Bullying

297 63 6
                                    

_____

Seorang gadis dengan perawakan remaja terlihat celingak-celinguk mencari sesuatu. Memakai celana kulot dengan tambahan cardigan warna coklat susu membuat penampilannya tampak simple.

Ia berdiri di lorong antara banyaknya barang dan aneka jenis jajanan yang terpajang. Tangannya mulai mengambil satu persatu barang di hadapannya. Membolak-baliknya terlebih dahulu sebelum akhirnya dimasukkan ke dalam troly.

Gadis remaja itu adalah Farah, adik kandung Evano. Dia sedang berada di Indonovember yang cukup besar untuk membeli beberapa keperluan yang ditugaskan oleh ibunya.

"WOY, ANAK YATIM, NGAPAIN LO DISINI?"

Teriakan itu terdengar saat Farah masih fokus memilah barang yang mau dibeli.

Tubuhnya sedikit gemetar, suara itu tidak terdengar asing di telinganya. Buru-buru ia membalikkan badan untuk memastikan siapa pemilik suara itu. Benar saja, suara itu adalah milik Chintya, salah satu orang yang selalu merundungnya di sekolah.

Kakinya mendadak membeku, ingin segera beralih, namun, tak memiliki nyali.

Chintya, Alma, dan Bella, tiga sekawan yang selalu ingin disegani, ditakuti, dan dihormati. Geng mereka sudah cukup terkenal di sekolah.

CABE, julukan yang diberikan untuk tiga serangkai itu. Sudah jelas kata itu merupakan gabungan dari nama ketiganya. Tidak salah mereka mendapat julukan itu, sesuai lah dengan mulut mereka yang pedas seperti cabai.

"Gue lagi belanja, di suruh nyokap gue." Suara Farah merendah dan berusaha mengalihkan pandangan.

"Heh, yang sopan dong, lo. Emang kami ada di antara tumpukan barang di troly lo itu?
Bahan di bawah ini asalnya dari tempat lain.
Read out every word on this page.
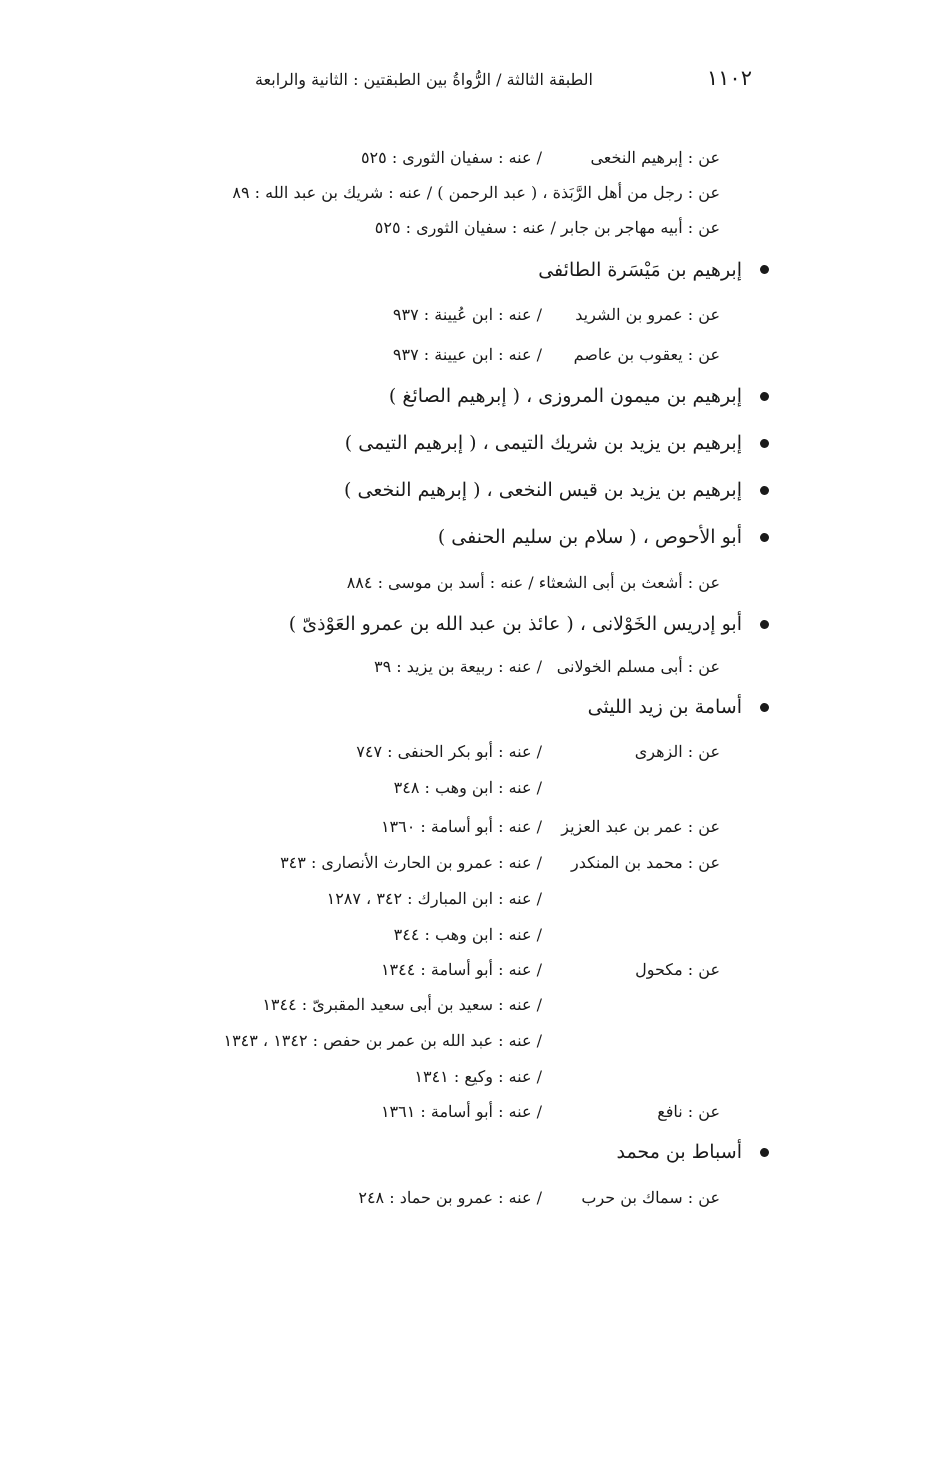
١١٠٢
الطبقة الثالثة / الرُّواةُ بين الطبقتين : الثانية والرابعة
عن : إبرهيم النخعى
/ عنه : سفيان الثورى : ٥٢٥
عن : رجل من أهل الرَّبَذة ، ( عبد الرحمن ) / عنه : شريك بن عبد الله : ٨٩
عن : أبيه مهاجر بن جابر / عنه : سفيان الثورى : ٥٢٥
إبرهيم بن مَيْسَرة الطائفى
عن : عمرو بن الشريد
/ عنه : ابن عُيينة : ٩٣٧
عن : يعقوب بن عاصم
/ عنه : ابن عيينة : ٩٣٧
إبرهيم بن ميمون المروزى ، ( إبرهيم الصائغ )
إبرهيم بن يزيد بن شريك التيمى ، ( إبرهيم التيمى )
إبرهيم بن يزيد بن قيس النخعى ، ( إبرهيم النخعى )
أبو الأحوص ، ( سلام بن سليم الحنفى )
عن : أشعث بن أبى الشعثاء / عنه : أسد بن موسى : ٨٨٤
أبو إدريس الخَوْلانى ، ( عائذ بن عبد الله بن عمرو العَوْذىّ )
عن : أبى مسلم الخولانى
/ عنه : ربيعة بن يزيد : ٣٩
أسامة بن زيد الليثى
عن : الزهرى
/ عنه : أبو بكر الحنفى : ٧٤٧
/ عنه : ابن وهب : ٣٤٨
عن : عمر بن عبد العزيز
/ عنه : أبو أسامة : ١٣٦٠
عن : محمد بن المنكدر
/ عنه : عمرو بن الحارث الأنصارى : ٣٤٣
/ عنه : ابن المبارك : ٣٤٢ ، ١٢٨٧
/ عنه : ابن وهب : ٣٤٤
عن : مكحول
/ عنه : أبو أسامة : ١٣٤٤
/ عنه : سعيد بن أبى سعيد المقبرىّ : ١٣٤٤
/ عنه : عبد الله بن عمر بن حفص : ١٣٤٢ ، ١٣٤٣
/ عنه : وكيع : ١٣٤١
عن : نافع
/ عنه : أبو أسامة : ١٣٦١
أسباط بن محمد
عن : سماك بن حرب
/ عنه : عمرو بن حماد : ٢٤٨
Liat kesini, anjir," Bella menyentuh dagu milik Farah dengan kasar agar gadis itu menatap ke arah mereka.

"Tau nih si yatim, belagu amat," Alma berseru seraya mengerucutkan bibirnya.
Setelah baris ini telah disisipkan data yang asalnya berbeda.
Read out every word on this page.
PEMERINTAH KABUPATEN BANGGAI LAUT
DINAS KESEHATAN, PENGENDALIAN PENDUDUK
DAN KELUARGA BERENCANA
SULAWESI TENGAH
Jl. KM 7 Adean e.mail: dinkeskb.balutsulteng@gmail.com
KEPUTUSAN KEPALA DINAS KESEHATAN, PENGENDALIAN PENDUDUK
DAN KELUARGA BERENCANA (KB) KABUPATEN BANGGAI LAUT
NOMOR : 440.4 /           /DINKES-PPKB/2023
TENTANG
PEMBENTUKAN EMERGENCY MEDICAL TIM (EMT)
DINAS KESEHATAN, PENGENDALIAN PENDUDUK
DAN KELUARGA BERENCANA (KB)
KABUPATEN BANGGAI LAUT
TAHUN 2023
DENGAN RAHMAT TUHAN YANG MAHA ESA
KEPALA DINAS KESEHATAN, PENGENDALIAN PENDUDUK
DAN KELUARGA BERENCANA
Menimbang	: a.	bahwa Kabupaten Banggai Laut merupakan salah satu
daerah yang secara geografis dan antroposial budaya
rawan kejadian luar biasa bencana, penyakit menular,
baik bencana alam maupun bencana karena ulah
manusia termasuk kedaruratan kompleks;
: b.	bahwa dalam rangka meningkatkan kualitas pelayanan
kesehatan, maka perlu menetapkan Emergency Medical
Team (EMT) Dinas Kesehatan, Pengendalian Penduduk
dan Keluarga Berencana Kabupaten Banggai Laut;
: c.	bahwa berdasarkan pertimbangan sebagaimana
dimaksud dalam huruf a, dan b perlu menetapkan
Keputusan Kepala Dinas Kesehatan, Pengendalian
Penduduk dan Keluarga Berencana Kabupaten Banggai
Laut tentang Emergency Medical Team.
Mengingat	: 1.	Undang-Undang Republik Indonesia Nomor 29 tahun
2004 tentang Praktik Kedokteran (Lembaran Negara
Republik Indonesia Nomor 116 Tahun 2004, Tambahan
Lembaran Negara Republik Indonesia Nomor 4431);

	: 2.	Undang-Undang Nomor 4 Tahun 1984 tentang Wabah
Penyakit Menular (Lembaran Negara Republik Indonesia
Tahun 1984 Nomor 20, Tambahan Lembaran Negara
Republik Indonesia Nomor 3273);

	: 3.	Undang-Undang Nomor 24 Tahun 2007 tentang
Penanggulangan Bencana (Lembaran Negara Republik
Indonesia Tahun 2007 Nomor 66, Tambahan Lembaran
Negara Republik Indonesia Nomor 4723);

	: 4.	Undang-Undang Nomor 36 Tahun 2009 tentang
Wajah Farah pucat, ini bukan kali pertama dia mendapat perlakuan seperti ini. Ketiga sekawanan itu selalu saja mengganggu nya di sekolah. Memerintah dengan kasar, dan bahkan selalu menjadikan Fara sebagai kaki tangan untuk menyelesaikan setiap tugas yang diberikan guru.

Pasrah, hanya itu yang bisa ia lakukan. Mau melawan pun tak bisa, ia tak memiliki kuasa. Orangtuanya bukan siapa-siapa, lain halnya dengan orangtua tiga sekawan itu yang memiliki kuasa penuh di sekolahnya.
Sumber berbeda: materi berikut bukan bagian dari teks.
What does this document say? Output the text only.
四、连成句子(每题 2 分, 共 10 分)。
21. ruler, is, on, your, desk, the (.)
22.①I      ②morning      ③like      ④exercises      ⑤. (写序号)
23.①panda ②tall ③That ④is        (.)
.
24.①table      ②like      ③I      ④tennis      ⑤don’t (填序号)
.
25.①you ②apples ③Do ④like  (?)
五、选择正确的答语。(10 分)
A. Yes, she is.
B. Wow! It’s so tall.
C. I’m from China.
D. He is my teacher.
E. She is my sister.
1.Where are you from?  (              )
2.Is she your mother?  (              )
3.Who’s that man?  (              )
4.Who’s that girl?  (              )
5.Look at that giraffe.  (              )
Daripada di keluarkan dari sekolah, membuat sedih ibunya, dan menjadi beban untuk abangnya, biarlah ia menanggung semuanya, pikir Farah.

"Ma..af," balasnya ketakutan.

"Tugas dari Buk Riri udah lo amanin, kan? Jangan sampe kami di hukum gara-gara lo ngga ngerjain tugas itu!" Ucap Chintya seraya berkacak pinggang.

Kedua teman lainnya pun tak mau kalah, mereka turut mengamati Farah dengan tatapan ingin menerkam.

"Be..lum. Ntar gue kerjain, setelah balik dari sini." Sekawanan itu saling menatap dengan tatapan licik. Ketiga nya mengobrak-abrik troly belanjaan Farah, sebelum melenggangkan kaki meninggalkan gadis itu.

"Barang belanjaan lo murahan semua! Gapunya duit lo ya beli yang mahalan dikit? Oya, lo kan yatim, mana sanggup beli barang yang high class. Uppsss," Chintya mengucapkan kalimat itu dekat telinga Farah, lalu meletakkan beberapa jemari dan menempelkan di mulut pedasnya.

"HAHAHA." Ketiganya tertawa puas dan langsung meninggalkan Farah.

Gadis itu hanya bisa sabar, menatap punggung mereka dengan mata yang nyaris memuntahkan airnya. Buru-buru ia seka air matanya, lalu melanjutkan belanjanya yang belum selesai.